Location
- Soyapango, San Salvador El Salvador
- Coordinates: 13°43′7″N 89°9′28″W﻿ / ﻿13.71861°N 89.15778°W

Information
- Type: Private primary and secondary school
- Religious affiliation: Catholicism
- Denomination: family Salazar-Simpson
- Established: 1997; 29 years ago
- Director: Santiago Nogales
- Grades: Pre-K to Baccalaureate
- Gender: Coeducational
- Enrollment: 1,500
- Website: www.colegiopadrearrupe.org

= Arrupe College, El Salvador =

Arrupe College, El Salvador, is a private Catholic primary and secondary school located in Soyapango, a high-density, low-income area in San Salvador, the capital city of El Salvador. The school was founded by a Father Juan Ricardo Salazar-Simpson in 1997 and it was built and remains largely supported by charitable contributions. The school includes infant through baccalaureate and vocational, and has ranked at the top on national exams.

== History ==
The school is situated in Soyapango. In 1997 Father Juan Ricardo Salazar-Simpson founded the school on his own initiative. He hoped that the Jesuits would take over the school, but he died two years after its founding and José Panadés, a businessman and friend, took over for him. The school was adopted by the Salazar-Simpson family who sponsored the "Padre Arrupe Foundation".

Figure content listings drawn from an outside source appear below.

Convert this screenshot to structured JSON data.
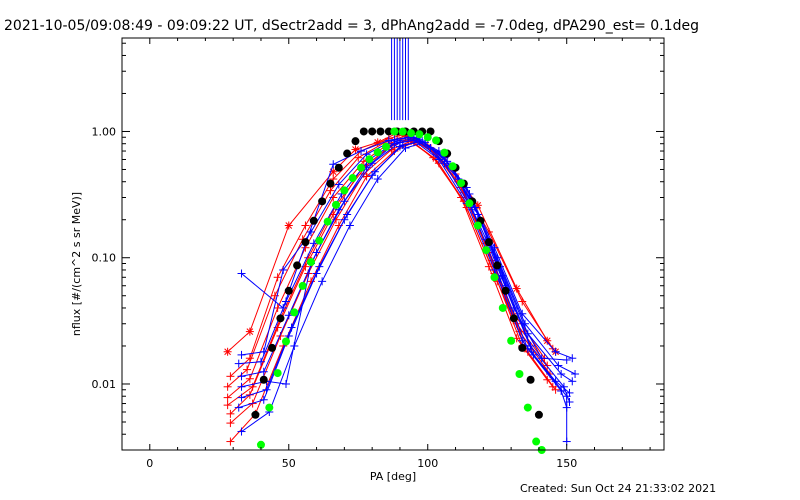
{
  "header": {
    "title": "2021-10-05/09:08:49 - 09:09:22 UT, dSectr2add = 3, dPhAng2add = -7.0deg, dPA290_est=  0.1deg"
  },
  "footer": {
    "created": "Created: Sun Oct 24 21:33:02 2021"
  },
  "chart_data": {
    "type": "line",
    "title": "2021-10-05/09:08:49 - 09:09:22 UT, dSectr2add = 3, dPhAng2add = -7.0deg, dPA290_est=  0.1deg",
    "xlabel": "PA [deg]",
    "ylabel": "nflux [#/(cm^2 s sr MeV)]",
    "xlim": [
      -10,
      185
    ],
    "ylim": [
      0.003,
      5.5
    ],
    "yscale": "log",
    "x_ticks": [
      0,
      50,
      100,
      150
    ],
    "x_tick_labels": [
      "0",
      "50",
      "100",
      "150"
    ],
    "y_ticks": [
      0.01,
      0.1,
      1.0
    ],
    "y_tick_labels": [
      "0.01",
      "0.10",
      "1.00"
    ],
    "grid": false,
    "colors": {
      "red_series": "#ff0000",
      "blue_series": "#0000ff",
      "black_model": "#000000",
      "green_model": "#00ff00"
    },
    "series": [
      {
        "color": "red",
        "marker": "star",
        "x": [
          28,
          36,
          50,
          66,
          74,
          82,
          89,
          96,
          106,
          118,
          132,
          143,
          146
        ],
        "y": [
          0.018,
          0.026,
          0.18,
          0.48,
          0.72,
          0.82,
          0.97,
          0.86,
          0.62,
          0.26,
          0.057,
          0.022,
          0.018
        ]
      },
      {
        "color": "red",
        "marker": "plus",
        "x": [
          29,
          36,
          46,
          56,
          66,
          76,
          86,
          92,
          100,
          110,
          122,
          134,
          145
        ],
        "y": [
          0.0115,
          0.016,
          0.07,
          0.18,
          0.42,
          0.7,
          0.88,
          0.95,
          0.78,
          0.46,
          0.16,
          0.045,
          0.019
        ]
      },
      {
        "color": "red",
        "marker": "plus",
        "x": [
          28,
          35,
          45,
          55,
          65,
          75,
          85,
          92,
          101,
          111,
          121,
          131,
          142
        ],
        "y": [
          0.0095,
          0.013,
          0.05,
          0.14,
          0.34,
          0.62,
          0.83,
          0.92,
          0.74,
          0.4,
          0.13,
          0.036,
          0.016
        ]
      },
      {
        "color": "red",
        "marker": "plus",
        "x": [
          28,
          36,
          46,
          56,
          66,
          77,
          86,
          93,
          102,
          112,
          122,
          132,
          143
        ],
        "y": [
          0.0078,
          0.011,
          0.04,
          0.12,
          0.3,
          0.58,
          0.8,
          0.9,
          0.7,
          0.36,
          0.11,
          0.03,
          0.014
        ]
      },
      {
        "color": "red",
        "marker": "plus",
        "x": [
          28,
          37,
          47,
          57,
          67,
          78,
          87,
          94,
          103,
          113,
          123,
          133,
          144
        ],
        "y": [
          0.0068,
          0.0095,
          0.033,
          0.1,
          0.26,
          0.54,
          0.78,
          0.88,
          0.66,
          0.33,
          0.095,
          0.026,
          0.012
        ]
      },
      {
        "color": "red",
        "marker": "plus",
        "x": [
          29,
          36,
          46,
          56,
          66,
          76,
          86,
          93,
          102,
          112,
          122,
          132,
          143
        ],
        "y": [
          0.0058,
          0.0082,
          0.028,
          0.085,
          0.22,
          0.5,
          0.75,
          0.86,
          0.62,
          0.3,
          0.085,
          0.023,
          0.0108
        ]
      },
      {
        "color": "red",
        "marker": "plus",
        "x": [
          29,
          37,
          47,
          57,
          67,
          77,
          87,
          94,
          103,
          113,
          124,
          134,
          145
        ],
        "y": [
          0.0049,
          0.007,
          0.024,
          0.075,
          0.2,
          0.46,
          0.72,
          0.84,
          0.6,
          0.28,
          0.075,
          0.02,
          0.0095
        ]
      },
      {
        "color": "red",
        "marker": "plus",
        "x": [
          29,
          38,
          48,
          58,
          68,
          78,
          88,
          95,
          104,
          114,
          125,
          136,
          146
        ],
        "y": [
          0.0035,
          0.0058,
          0.02,
          0.065,
          0.18,
          0.44,
          0.7,
          0.82,
          0.56,
          0.25,
          0.065,
          0.018,
          0.009
        ]
      },
      {
        "color": "blue",
        "marker": "plus",
        "x": [
          33,
          48,
          66,
          76,
          86,
          93,
          101,
          111,
          121,
          131,
          141,
          150
        ],
        "y": [
          0.075,
          0.04,
          0.55,
          0.7,
          0.85,
          0.9,
          0.74,
          0.42,
          0.14,
          0.04,
          0.016,
          0.0155
        ]
      },
      {
        "color": "blue",
        "marker": "plus",
        "x": [
          33,
          41,
          48,
          58,
          68,
          78,
          88,
          95,
          104,
          114,
          124,
          134,
          146,
          152
        ],
        "y": [
          0.017,
          0.018,
          0.08,
          0.16,
          0.38,
          0.66,
          0.86,
          0.9,
          0.7,
          0.36,
          0.12,
          0.036,
          0.018,
          0.016
        ]
      },
      {
        "color": "blue",
        "marker": "plus",
        "x": [
          32,
          40,
          49,
          59,
          69,
          79,
          89,
          96,
          105,
          115,
          125,
          135,
          147,
          153
        ],
        "y": [
          0.0145,
          0.015,
          0.045,
          0.13,
          0.32,
          0.6,
          0.84,
          0.88,
          0.66,
          0.32,
          0.1,
          0.03,
          0.014,
          0.012
        ]
      },
      {
        "color": "blue",
        "marker": "plus",
        "x": [
          33,
          41,
          50,
          60,
          70,
          80,
          90,
          97,
          106,
          116,
          126,
          136,
          148,
          152
        ],
        "y": [
          0.0115,
          0.0125,
          0.035,
          0.11,
          0.28,
          0.56,
          0.82,
          0.86,
          0.62,
          0.28,
          0.085,
          0.025,
          0.012,
          0.0105
        ]
      },
      {
        "color": "blue",
        "marker": "plus",
        "x": [
          33,
          42,
          49,
          58,
          68,
          78,
          88,
          95,
          104,
          114,
          124,
          134,
          146,
          151
        ],
        "y": [
          0.0095,
          0.0105,
          0.01,
          0.09,
          0.24,
          0.52,
          0.8,
          0.85,
          0.6,
          0.27,
          0.08,
          0.022,
          0.0105,
          0.0085
        ]
      },
      {
        "color": "blue",
        "marker": "plus",
        "x": [
          33,
          42,
          51,
          61,
          71,
          81,
          91,
          98,
          107,
          117,
          127,
          137,
          149,
          151
        ],
        "y": [
          0.0078,
          0.009,
          0.028,
          0.085,
          0.22,
          0.48,
          0.78,
          0.84,
          0.58,
          0.25,
          0.072,
          0.02,
          0.0095,
          0.0072
        ]
      },
      {
        "color": "blue",
        "marker": "plus",
        "x": [
          32,
          41,
          50,
          60,
          70,
          80,
          90,
          97,
          106,
          116,
          126,
          136,
          148,
          150
        ],
        "y": [
          0.0065,
          0.0075,
          0.024,
          0.075,
          0.2,
          0.45,
          0.76,
          0.83,
          0.56,
          0.24,
          0.068,
          0.019,
          0.0088,
          0.0065
        ]
      },
      {
        "color": "blue",
        "marker": "plus",
        "x": [
          33,
          43,
          52,
          62,
          72,
          82,
          92,
          99,
          108,
          118,
          128,
          138,
          150,
          150
        ],
        "y": [
          0.0042,
          0.006,
          0.02,
          0.065,
          0.18,
          0.42,
          0.74,
          0.82,
          0.54,
          0.22,
          0.06,
          0.017,
          0.008,
          0.0035
        ]
      },
      {
        "color": "blue",
        "marker": "line",
        "x": [
          87,
          87
        ],
        "y": [
          1.23,
          5.5
        ]
      },
      {
        "color": "blue",
        "marker": "line",
        "x": [
          88,
          88
        ],
        "y": [
          1.23,
          5.5
        ]
      },
      {
        "color": "blue",
        "marker": "line",
        "x": [
          89,
          89
        ],
        "y": [
          1.23,
          5.5
        ]
      },
      {
        "color": "blue",
        "marker": "line",
        "x": [
          90,
          90
        ],
        "y": [
          1.23,
          5.5
        ]
      },
      {
        "color": "blue",
        "marker": "line",
        "x": [
          91,
          91
        ],
        "y": [
          1.23,
          5.5
        ]
      },
      {
        "color": "blue",
        "marker": "line",
        "x": [
          92,
          92
        ],
        "y": [
          1.23,
          5.5
        ]
      },
      {
        "color": "blue",
        "marker": "line",
        "x": [
          93,
          93
        ],
        "y": [
          1.23,
          5.5
        ]
      },
      {
        "color": "black",
        "marker": "dot",
        "model": "sin^13(PA)",
        "x": [
          35,
          38,
          41,
          44,
          47,
          50,
          53,
          56,
          59,
          62,
          65,
          68,
          71,
          74,
          77,
          80,
          83,
          86,
          89,
          92,
          95,
          98,
          101,
          104,
          107,
          110,
          113,
          116,
          119,
          122,
          125,
          128,
          131,
          134,
          137,
          140,
          143,
          145
        ],
        "y": [
          0.0029,
          0.0057,
          0.0108,
          0.0193,
          0.0331,
          0.0547,
          0.0869,
          0.1329,
          0.1962,
          0.2798,
          0.3862,
          0.5163,
          0.6686,
          0.8378,
          1.0,
          1.0,
          1.0,
          1.0,
          1.0,
          1.0,
          1.0,
          1.0,
          1.0,
          0.8378,
          0.6686,
          0.5163,
          0.3862,
          0.2798,
          0.1962,
          0.1329,
          0.0869,
          0.0547,
          0.0331,
          0.0193,
          0.0108,
          0.0057,
          0.0029,
          0.0019
        ]
      },
      {
        "color": "green",
        "marker": "dot",
        "model": "sin^17(PA)",
        "x": [
          40,
          43,
          46,
          49,
          52,
          55,
          58,
          61,
          64,
          67,
          70,
          73,
          76,
          79,
          82,
          85,
          88,
          91,
          94,
          97,
          100,
          103,
          106,
          109,
          112,
          115,
          118,
          121,
          124,
          127,
          130,
          133,
          136,
          139,
          141
        ],
        "y": [
          0.0033,
          0.0065,
          0.0122,
          0.0217,
          0.0369,
          0.0598,
          0.0925,
          0.1367,
          0.1934,
          0.2624,
          0.3416,
          0.4276,
          0.5163,
          0.603,
          0.684,
          0.7569,
          1.0,
          0.997,
          0.97,
          0.95,
          0.9,
          0.85,
          0.68,
          0.53,
          0.39,
          0.27,
          0.18,
          0.115,
          0.07,
          0.04,
          0.022,
          0.012,
          0.0065,
          0.0035,
          0.003
        ]
      }
    ]
  }
}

In 1998 the Spanish baccalaureate was introduced. In 2001 the middle school (ages 10–12) was added to compensate for the students' educational deficiency. The school has since expanded to all educational levels including two technical cycles similar to the Spanish FP, and enrolls more than 1500 children between the ages of 3 and 18 years.

In 2015, Padre Arrupe Spanish School was placed first nationally in the government's Learning and Skills Test for Graduates of Middle Education (PAES) 2015.